Я купил ее в какой-то деревенской чайхане и принес на съемочную площадку. Это, по-моему, очень близко соотносится со смыслом фильма. В результате землетрясения этот крестьянин потерял все, его чубук выпал у него из рук. И все-таки мы видим его с трубкой! Играя словами, я бы сказал, что этот образ не только представляет реальность, но также проникнут истиной. Эта истина в том, что его чубук превратился в трубку, потому что участь его изменилась к лучшему[34]
. Я верю, что событие, которое нас не убивает, делает нас сильнее, может улучшить нашу жизнь.ЖЛН:
Какое значение вы отводите тому факту, что это образ? Ведь то же самое можно было бы показать и на реальном старике, так же как нам показывают других персонажей, переживших землетрясение. А тут именно образ.
АК:
Я не думаю, что способен изобрести все. Я работаю, но и другие тоже. И порой мне кажется, что мы можем лишь выбирать из того, что уже осуществили другие.
В то время я спрашивал себя: почему этот плакат настолько популярен, почему его можно обнаружить в каждом доме? Если мы сумеем найти ответ на это, то поймем, что выбирать настолько же важно, как и мыслить. Мне кажется, этот образ, совсем как какая-нибудь социологическая или психологическая книга о крестьянской жизни, может дать осмысленные ответы на множество вопросов. Потому что это эмблематичный образ, представляющий вершину мечтаний любого иранского крестьянина.
ЖЛН:
Вот почему он так распространен.
АК:
Ну да, но не всякий, возможно, понимает причину такой популярности. Этот образ представляет чаяния и мечты крестьян. Но в то же время это и зеркало, в котором можно узнать себя. В чем жизнь крестьянина? В его еде, его краюхе хлеба, его чае и его табаке… Если комплект в порядке, то вот тебе и жизнь, вот тебе и счастье. Именно это можно понять во время землетрясения, о чем напоминает следующая сцена: старая женщина не ищет среди развалин пропавшего мужа, а ищет свой чайник, чтобы заварить себе чаю.
Говорят, чтобы работать в деревне, нужно знать социологию сельской среды. Этот образ помог мне. Когда я его нашел, я понял, что он сослужит мне добрую службу.
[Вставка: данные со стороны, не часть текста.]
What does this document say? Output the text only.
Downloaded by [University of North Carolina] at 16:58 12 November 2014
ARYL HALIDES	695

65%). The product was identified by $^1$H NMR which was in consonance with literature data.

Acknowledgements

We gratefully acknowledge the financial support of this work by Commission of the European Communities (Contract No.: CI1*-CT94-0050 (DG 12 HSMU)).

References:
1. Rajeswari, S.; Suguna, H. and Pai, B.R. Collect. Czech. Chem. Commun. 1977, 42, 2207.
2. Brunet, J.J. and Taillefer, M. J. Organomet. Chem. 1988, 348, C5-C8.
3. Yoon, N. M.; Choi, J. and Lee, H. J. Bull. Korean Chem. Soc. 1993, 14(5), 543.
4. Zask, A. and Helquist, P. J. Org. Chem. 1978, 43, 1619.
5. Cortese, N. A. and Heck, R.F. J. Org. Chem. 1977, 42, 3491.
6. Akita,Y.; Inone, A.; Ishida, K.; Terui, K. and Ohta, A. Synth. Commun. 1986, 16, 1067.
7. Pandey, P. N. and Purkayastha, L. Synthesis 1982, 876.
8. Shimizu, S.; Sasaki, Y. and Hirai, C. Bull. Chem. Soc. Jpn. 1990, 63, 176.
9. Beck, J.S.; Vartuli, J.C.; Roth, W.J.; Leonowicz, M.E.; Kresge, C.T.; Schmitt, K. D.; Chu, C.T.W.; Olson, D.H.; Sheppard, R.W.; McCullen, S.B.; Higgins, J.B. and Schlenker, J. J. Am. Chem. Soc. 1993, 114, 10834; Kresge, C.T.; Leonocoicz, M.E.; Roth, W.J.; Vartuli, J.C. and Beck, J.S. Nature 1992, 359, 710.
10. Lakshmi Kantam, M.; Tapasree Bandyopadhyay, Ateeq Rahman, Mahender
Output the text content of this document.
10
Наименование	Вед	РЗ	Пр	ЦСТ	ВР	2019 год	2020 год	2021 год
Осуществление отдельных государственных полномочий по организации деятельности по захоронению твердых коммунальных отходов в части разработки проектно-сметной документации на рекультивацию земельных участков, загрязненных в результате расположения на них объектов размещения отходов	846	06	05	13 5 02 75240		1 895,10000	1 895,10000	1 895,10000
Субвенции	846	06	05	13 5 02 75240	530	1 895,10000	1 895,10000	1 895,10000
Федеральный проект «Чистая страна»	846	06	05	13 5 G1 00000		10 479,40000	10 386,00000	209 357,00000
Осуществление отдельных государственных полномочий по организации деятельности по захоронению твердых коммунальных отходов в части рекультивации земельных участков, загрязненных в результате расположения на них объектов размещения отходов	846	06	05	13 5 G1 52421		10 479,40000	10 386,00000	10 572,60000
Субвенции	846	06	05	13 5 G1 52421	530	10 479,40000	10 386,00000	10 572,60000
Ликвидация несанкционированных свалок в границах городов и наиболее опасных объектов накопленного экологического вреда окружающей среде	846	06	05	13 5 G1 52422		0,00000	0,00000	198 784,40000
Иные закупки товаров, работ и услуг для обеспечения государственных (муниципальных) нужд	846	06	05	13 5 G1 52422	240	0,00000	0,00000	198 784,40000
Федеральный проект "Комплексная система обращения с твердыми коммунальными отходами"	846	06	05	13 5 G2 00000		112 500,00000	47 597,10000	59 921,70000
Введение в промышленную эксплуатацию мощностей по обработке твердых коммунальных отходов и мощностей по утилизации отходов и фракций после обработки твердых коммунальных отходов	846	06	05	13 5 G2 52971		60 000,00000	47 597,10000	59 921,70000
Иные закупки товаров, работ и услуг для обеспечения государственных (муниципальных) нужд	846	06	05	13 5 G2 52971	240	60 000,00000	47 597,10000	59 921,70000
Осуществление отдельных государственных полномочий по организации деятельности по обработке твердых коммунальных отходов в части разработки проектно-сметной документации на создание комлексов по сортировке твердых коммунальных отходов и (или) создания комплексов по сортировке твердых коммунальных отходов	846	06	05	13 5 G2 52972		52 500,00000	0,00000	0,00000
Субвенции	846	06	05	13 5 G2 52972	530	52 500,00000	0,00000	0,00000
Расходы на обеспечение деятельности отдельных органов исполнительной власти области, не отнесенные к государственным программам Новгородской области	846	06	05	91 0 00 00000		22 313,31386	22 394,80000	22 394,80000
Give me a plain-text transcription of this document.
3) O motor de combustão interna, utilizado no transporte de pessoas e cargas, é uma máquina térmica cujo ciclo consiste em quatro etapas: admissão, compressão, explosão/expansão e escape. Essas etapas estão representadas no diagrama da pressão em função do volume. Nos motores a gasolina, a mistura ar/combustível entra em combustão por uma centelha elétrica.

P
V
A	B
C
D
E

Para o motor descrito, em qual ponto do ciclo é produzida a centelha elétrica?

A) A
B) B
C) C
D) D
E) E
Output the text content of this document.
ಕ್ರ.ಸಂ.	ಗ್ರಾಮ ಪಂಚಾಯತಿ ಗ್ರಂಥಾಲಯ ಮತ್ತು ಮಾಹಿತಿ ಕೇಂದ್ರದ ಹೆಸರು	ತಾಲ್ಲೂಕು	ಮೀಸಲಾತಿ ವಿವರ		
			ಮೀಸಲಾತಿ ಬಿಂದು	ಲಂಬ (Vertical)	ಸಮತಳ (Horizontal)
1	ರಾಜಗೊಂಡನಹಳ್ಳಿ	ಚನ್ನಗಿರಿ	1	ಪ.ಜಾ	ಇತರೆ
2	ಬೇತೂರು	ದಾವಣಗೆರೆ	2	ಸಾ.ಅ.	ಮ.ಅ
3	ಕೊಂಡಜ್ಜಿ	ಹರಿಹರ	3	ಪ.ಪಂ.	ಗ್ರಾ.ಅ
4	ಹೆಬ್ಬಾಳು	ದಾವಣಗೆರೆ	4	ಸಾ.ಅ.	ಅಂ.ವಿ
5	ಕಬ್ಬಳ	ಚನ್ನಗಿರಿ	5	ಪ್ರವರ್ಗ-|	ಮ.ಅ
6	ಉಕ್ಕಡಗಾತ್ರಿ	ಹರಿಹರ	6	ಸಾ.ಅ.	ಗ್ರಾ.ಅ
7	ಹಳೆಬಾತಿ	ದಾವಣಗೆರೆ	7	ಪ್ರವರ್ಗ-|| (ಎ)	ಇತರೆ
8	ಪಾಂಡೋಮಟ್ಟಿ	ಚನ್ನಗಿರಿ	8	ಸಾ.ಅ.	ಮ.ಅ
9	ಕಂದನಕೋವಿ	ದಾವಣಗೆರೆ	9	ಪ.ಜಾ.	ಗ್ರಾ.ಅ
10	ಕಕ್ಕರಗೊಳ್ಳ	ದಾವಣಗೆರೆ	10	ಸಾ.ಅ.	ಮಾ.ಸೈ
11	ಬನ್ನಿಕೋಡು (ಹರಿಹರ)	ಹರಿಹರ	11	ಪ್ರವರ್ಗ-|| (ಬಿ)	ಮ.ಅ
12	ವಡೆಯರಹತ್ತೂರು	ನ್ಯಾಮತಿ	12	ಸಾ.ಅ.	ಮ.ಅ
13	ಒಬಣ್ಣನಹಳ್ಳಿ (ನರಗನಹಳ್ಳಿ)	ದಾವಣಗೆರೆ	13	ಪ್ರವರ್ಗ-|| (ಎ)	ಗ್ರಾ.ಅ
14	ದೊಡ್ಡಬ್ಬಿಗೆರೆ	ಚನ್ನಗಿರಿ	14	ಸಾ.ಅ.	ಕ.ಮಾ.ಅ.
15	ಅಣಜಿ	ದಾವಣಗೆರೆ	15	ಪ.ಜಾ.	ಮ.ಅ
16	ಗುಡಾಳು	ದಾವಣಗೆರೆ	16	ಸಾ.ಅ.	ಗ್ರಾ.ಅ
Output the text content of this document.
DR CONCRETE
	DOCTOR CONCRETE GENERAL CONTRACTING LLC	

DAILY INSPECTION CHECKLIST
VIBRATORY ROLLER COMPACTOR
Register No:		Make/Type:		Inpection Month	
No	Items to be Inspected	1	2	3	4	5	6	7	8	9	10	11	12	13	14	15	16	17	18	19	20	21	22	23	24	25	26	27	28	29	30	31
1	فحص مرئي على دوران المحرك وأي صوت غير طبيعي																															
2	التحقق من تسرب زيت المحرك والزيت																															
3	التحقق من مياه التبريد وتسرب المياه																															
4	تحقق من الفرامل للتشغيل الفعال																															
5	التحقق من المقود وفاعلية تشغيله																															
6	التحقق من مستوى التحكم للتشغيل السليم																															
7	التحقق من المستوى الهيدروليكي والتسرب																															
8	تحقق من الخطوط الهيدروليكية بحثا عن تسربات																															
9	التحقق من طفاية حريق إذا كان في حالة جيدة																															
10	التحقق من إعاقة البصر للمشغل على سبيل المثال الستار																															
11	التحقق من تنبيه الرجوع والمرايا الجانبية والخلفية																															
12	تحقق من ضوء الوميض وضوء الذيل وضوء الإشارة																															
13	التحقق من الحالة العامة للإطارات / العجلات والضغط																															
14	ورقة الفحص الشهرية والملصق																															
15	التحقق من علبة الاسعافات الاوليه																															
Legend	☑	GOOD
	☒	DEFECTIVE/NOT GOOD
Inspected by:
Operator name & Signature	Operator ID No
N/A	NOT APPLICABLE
И вот еще пример: во всех чайханах на краю пустыни можно найти изображение с заснеженной горной вершиной и равниной по одну сторону от нее, а по другую – мостиком через маленькую речушку, где плавает несколько уток. Изображения такого рода весьма ценятся в тех областях, где население никогда не видело зеленеющих лугов и деревьев, где люди этого лишены. Если я когда-нибудь сниму фильм о пустыне, без этого изображения никак не обойтись.
ЖЛН:
В фильме «Ветер унесёт нас» в доме тоже есть картины – не помню, что на них изображено, да и видно их не так отчетливо (они даются не крупным планом). Но все же мы видим, что в комнатах есть какие-то картины.
АК:
Во всех домах у людей есть какие-то фотографии – и просто им принадлежащие, и фотографии их самих. Но раз камера в дома не проникает, значит, и фотографии эти никогда и нигде не будут показаны.
ЖЛН:
Я задумывался над тем, как разыгрывается связь между такого рода выведенными намеком изображениями или фотографиями и тем фактом, что весь этот фильм как бы является историей фотографий, которые снимать нельзя, как и тех фотографий или, возможно, кадров, что под конец оказываются украдены этнологом: ведь он собирался заснять на пленку женщин в трауре, но в конечном счете должен снимать обычные фото. И сначала, во всяком случае, одна женщина запрещает ему использовать его аппарат.
АК:
Камера не показывает изображений, потому что я этого не захотел. Но если женщина не дает мужчине фотографировать – это обусловлено культурным фактом, традицией. Очень часто по деревням – то же самое и в Африке, где я недавно снимал, – когда люди, неважно, мужчины или женщины, замечают фотоаппарат, они мешают работать, им не нравится, чтобы их фотографировали.
Картины в фильме «Ветер унесёт нас»
Ваше толкование по поводу образа и фотографии очень интересно. Мне даже приходит на ум, что фотография, образ – ценнее фильма. Тайна образа остается запечатана, поскольку он беззвучен, у него отсутствует
На конференции в Дордоне, посвященной пейзажу (в сентябре 2000-го), я представил две фотографии, отображавшие один и тот же пейзаж с несколькими деревьями. Никаких комментариев к снимкам не было. Пятнадцать лет отделяют эти фотографии одну от другой, и когда я их рассматриваю, мне становится страшно. А это просто два изображения, снятые на одном и том же месте с одного и того же угла, представляющие один и тот же пейзаж. Но между делом некоторые деревья исчезли – и на более свежей фотографии их отсутствие бросается в глаза.